Antonin Scalia, who combined a zest for intellectual combat with a vast talent for friendship, was a Roman candle of sparkling jurisprudential theories leavened by acerbic witticisms. The serrated edges of his most passionate dissents sometimes strained the court's comity and occasionally limited his ability to proclaim what the late Justice William Brennan called the most important word in the court's lexicon: "Five."
Scalia was, however, one of the most formidable thinkers among the 112 justices who have served on the court, and he often dissented in the hope of shaping a future replete with majorities steeped in principles he honed while in the minority.
Those principles include textualism and originalism: A justice's job is to construe the text of the Constitution or of statutes by discerning and accepting the original meaning the words had to those who ratified or wrote them. These principles of judicial modesty were embraced by a generation of conservatives who recoiled from what they considered the unprincipled creation of rights by results-oriented Supreme Court justices and other jurists pursuing their preferred policy outcomes.
Today, however, America's most interesting and potentially consequential argument about governance is not between conservatives and progressives but among conservatives. It concerns the proper scope of the judicial supervision of democracy.
Scalia worried more than some other conservatives do about the "counter-majoritarian dilemma" supposedly posed by judicial review — the power of appointed justices to overturn the work of elected legislators. Many Scalia-style conservatives distill their admiration into a familiar phrase of praise: "judicial restraint." Increasing numbers of conservatives, however, reason as follows:
Democracy's drama derives from the tension between the natural rights of individuals and the constructed right of the majority to have its way. Natural rights are affirmed by the Declaration of Independence; majority rule, circumscribed and modulated, is constructed by the Constitution. But as the Goldwater Institute's Timothy Sandefur argues, the Declaration is logically as well as chronologically prior to the Constitution.

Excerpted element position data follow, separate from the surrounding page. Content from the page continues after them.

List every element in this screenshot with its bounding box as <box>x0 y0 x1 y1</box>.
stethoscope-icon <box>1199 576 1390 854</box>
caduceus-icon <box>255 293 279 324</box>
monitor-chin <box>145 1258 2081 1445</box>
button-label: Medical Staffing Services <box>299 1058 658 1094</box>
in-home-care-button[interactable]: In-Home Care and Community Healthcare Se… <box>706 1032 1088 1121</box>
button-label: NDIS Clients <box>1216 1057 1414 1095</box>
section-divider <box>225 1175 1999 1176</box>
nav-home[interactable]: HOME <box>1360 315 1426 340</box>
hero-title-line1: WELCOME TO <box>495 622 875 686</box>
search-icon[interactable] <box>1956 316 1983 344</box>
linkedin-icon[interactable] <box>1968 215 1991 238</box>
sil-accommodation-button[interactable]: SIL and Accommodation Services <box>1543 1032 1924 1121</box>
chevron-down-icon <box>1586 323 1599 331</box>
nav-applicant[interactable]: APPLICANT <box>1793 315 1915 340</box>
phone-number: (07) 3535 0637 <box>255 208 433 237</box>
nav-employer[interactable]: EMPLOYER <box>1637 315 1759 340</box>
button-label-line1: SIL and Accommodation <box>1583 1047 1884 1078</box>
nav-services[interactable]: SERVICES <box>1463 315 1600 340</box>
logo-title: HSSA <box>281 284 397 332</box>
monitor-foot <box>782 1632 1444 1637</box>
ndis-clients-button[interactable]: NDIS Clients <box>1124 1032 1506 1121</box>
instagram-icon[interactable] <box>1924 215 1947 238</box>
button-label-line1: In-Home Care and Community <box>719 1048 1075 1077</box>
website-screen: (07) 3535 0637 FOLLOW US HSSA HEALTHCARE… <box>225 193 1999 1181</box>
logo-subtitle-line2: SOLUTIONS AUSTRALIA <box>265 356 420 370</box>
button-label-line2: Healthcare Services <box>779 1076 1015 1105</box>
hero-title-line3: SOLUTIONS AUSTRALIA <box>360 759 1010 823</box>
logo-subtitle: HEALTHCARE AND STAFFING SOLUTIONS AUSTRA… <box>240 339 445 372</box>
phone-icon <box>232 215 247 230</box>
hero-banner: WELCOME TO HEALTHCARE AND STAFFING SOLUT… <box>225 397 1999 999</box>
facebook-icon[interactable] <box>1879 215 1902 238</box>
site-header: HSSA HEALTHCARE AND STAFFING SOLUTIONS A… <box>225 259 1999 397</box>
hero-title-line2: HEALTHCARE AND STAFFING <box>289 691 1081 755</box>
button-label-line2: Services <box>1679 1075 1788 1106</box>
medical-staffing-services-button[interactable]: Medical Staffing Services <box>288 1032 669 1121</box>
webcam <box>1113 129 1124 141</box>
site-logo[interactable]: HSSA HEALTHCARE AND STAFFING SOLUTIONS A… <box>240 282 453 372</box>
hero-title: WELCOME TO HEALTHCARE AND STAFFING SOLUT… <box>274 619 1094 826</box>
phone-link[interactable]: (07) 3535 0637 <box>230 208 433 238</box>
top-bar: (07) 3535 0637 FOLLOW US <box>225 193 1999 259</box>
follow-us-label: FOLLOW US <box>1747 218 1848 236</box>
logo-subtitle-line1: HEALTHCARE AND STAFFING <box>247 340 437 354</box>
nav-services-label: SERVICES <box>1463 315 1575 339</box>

The latter enables majority rule. It is, however, the judiciary's duty to prevent majorities from abridging natural rights. After all, it is for the securing of such rights, the Declaration declares, that "governments are instituted among men."
Scalia's death will enkindle a debate missing from this year's presidential campaign, a debate discomfiting for some conservatives: Do they want a passive court that is deferential to legislative majorities and to presidents who claim untrammeled powers deriving from national majorities? Or do they want a court actively engaged in defending liberty's borders against unjustified encroachments by majorities?
This is an overdue argument that conservatism is now prepared for because of Scalia's elegant mind. He was crucial to the creation of an alternative intellectual infrastructure for conservative law students. The Federalist Society, founded in 1982, has leavened the often-monochrome liberalism of law schools, and Scalia has been the jurisprudential lodestar for tens of thousands of students in society chapters coast to coast.
Students of the court understand that, given Harry Reid's demonstrated disdain for Senate rules, if Republicans had not won Senate control in the 2014 elections, he as majority leader would very likely now extend the institutional vandalism he committed in 2013. Then he changed Senate rules, by a simple majority vote and in the middle of a session, to prevent filibusters of judicial nominees other than Supreme Court nominees. This enabled Obama to pack the nation's second-most important court, that of the U.S. Circuit for the District of Columbia. Were Reid still majority leader, the Senate's only rule would be the whim of the majority of the moment, and his caucus would promptly proscribe filibusters of Supreme Court nominees.
One consequence would be this: America today is one Supreme Court vote away from a radical truncation of the First Amendment's protection of freedom of speech. A Democratic president in 2017 will nominate to replace Scalia someone pledged to construe the amendment as permitting Congress to regulate political campaign speech, which would put First Amendment jurisprudence on a slippery slope to regarding all speech as eligible for regulation by the administrative state.
Scalia lived 27 years after the person who nominated him left office, thereby extending the reach of Ronald Reagan's presidency and reminding voters of the long-lasting ripples that radiate from their presidential choices. A teacher, wrote Henry Adams, attains a kind of immortality because one never knows where a teacher's influence ends. Scalia, always a teacher, will live on in the law and in the lives of unnumbered generations who will write, teach and construe it.